Congenital complete atrioventricular block (CCAVB) is a rare disease that occurs in approximately 1 of every 20 000 pregnancies [1] and is believed to be caused by transplacental passage of maternal anti-SSA/Ro-SSB/La antibodies [2]. An early diagnosis is crucial as without pacemaker implantation this condition is associated with a high neonatal mortality rate. The risk factors for unfavorable diagnosis are a slow ventricular rate (below 50–60/min), cardiogenic shock, and fetal edema [3–5].
The presented case concerns a premature female infant, in whom pacemaker implantation was performed within 2 hours after birth. The CCAVB was diagnosed at the beginning of the 3rd trimester based on fetal echocardiography.
After CCAVB diagnosis, watchful waiting strategy was implemented. At the 29th week of gestation, the fetus presented with a heart rate below 60/min. Pharmacological therapy with salbutamol, digoxin, and steroid therapy was started. The fetus’s condition worsened, and it started to accumulate fluid in the body cavities. Control echocardiography showed a significantly enlarged left ventricle with impaired contractility with low ejection fraction (EF) of 17% (Figure 1A) and significant bradycardia of 40–50/min. The pregnant female was transported to our Center and a cesarean section (CC) was performed. The infant was delivered at the 31st week of gestational age. The birth weight was 1970 g. Due to cardiopulmonary compromise, the newborn required respiratory therapy. Electrocardiography (ECG) showed a complete atrioventricular block with an atrial rate of 167/min and ventricular rate of 42/min (Figure 1B). Single bolus of atropine followed by adrenaline, milrinone, and dopamine infusions were administered without any improvement. Isoprenaline was not given due to immediate surgical qualification for pacemaker implantation. Transthoracic echocardiography (TTE) showed a markedly enlarged left ventricle with decreased myocardial contractility (LVEF, 21%), bradycardia 28–40/min, and decreased cardiac output. Implantation of a single chamber pacing system Microny II SR+2525T by Jude Medical with a bipolar epicardial electrode (Figure 1C, D) was performed. On the 12th day following pacemaker implantation, the left ventricular EF was 40% as measured by the biplane Simpson method.

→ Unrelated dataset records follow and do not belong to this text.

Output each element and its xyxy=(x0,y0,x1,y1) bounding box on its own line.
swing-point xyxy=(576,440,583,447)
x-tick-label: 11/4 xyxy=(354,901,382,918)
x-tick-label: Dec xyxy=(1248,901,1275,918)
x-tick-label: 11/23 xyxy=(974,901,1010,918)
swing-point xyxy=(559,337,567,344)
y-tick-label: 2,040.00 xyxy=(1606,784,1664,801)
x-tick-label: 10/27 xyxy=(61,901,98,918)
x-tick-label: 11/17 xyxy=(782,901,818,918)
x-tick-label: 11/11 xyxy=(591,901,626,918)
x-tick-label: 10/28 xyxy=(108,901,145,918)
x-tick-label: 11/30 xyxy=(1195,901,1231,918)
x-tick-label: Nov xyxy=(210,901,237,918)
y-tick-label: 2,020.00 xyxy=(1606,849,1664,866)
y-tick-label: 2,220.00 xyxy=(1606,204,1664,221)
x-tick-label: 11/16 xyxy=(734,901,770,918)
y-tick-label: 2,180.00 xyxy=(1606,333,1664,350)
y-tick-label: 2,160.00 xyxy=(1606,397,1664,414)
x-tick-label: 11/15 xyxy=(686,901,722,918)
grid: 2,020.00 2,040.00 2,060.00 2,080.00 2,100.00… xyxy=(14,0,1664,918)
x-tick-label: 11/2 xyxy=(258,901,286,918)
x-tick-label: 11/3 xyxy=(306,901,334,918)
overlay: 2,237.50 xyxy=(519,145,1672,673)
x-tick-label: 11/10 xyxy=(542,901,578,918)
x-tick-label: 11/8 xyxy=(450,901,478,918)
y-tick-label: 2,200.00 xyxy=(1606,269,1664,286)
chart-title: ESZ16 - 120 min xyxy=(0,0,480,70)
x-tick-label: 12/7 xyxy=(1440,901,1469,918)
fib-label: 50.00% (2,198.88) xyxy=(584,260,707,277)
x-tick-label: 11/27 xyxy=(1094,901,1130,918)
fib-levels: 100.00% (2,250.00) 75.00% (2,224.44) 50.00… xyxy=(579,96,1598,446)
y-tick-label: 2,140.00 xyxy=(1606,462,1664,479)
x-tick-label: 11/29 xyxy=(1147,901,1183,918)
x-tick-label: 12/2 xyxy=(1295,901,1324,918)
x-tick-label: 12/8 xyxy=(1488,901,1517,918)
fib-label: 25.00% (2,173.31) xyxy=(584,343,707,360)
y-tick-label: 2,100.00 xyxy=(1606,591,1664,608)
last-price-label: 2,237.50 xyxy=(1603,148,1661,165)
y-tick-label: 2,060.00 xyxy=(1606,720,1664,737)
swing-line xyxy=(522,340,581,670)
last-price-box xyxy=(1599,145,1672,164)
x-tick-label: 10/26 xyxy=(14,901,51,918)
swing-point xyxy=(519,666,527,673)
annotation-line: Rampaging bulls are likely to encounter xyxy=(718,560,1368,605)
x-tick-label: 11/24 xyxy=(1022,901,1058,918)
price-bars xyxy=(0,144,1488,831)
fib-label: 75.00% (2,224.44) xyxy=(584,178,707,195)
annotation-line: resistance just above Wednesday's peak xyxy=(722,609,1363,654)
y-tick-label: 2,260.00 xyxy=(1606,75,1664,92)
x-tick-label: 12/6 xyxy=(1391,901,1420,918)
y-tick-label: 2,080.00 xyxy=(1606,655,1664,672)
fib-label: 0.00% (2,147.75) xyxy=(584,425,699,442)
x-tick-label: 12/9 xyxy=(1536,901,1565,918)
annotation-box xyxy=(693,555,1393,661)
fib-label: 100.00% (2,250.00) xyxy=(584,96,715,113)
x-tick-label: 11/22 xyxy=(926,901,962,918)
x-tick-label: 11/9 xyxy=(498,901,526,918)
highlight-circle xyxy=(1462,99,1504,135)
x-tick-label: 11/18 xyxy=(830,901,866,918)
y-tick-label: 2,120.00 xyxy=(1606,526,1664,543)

This case is not the first described in the literature; however, what stands out is the fact that the patient’s mother was intentionally transferred to our Center before delivery for the procedure of pacemaker implantation immediately after the CC, which reduced the total length of intervention and risk of interhospital transport. We believe that in children in the gestational age group (31–34 hbd) with previously mentioned risk factors, the decision to deliver the baby and perform immediate implantation of the pacemaker should not be delayed [4].
In 1-month follow-up, the general condition of our patient was good, with proper body weight gain. TTE showed decreased EF (44%) measured by the Simpson method (Figure 1E) requiring spironolactone and digoxin. However, in 2-year follow-up, the contractility decreased significantly down to 20% due to progressive dilated cardiomyopathy, requiring cardiac resynchronization therapy (CRT) and pharmacotherapy including angiotensin-converting enzyme 1 (ACE1), carvedilol, digoxin, and diuretics. Despite effective electrostimulation and CRT, the prognosis is poor due to dilated cardiomyopathy, and the patient is a candidate for a heart transplant.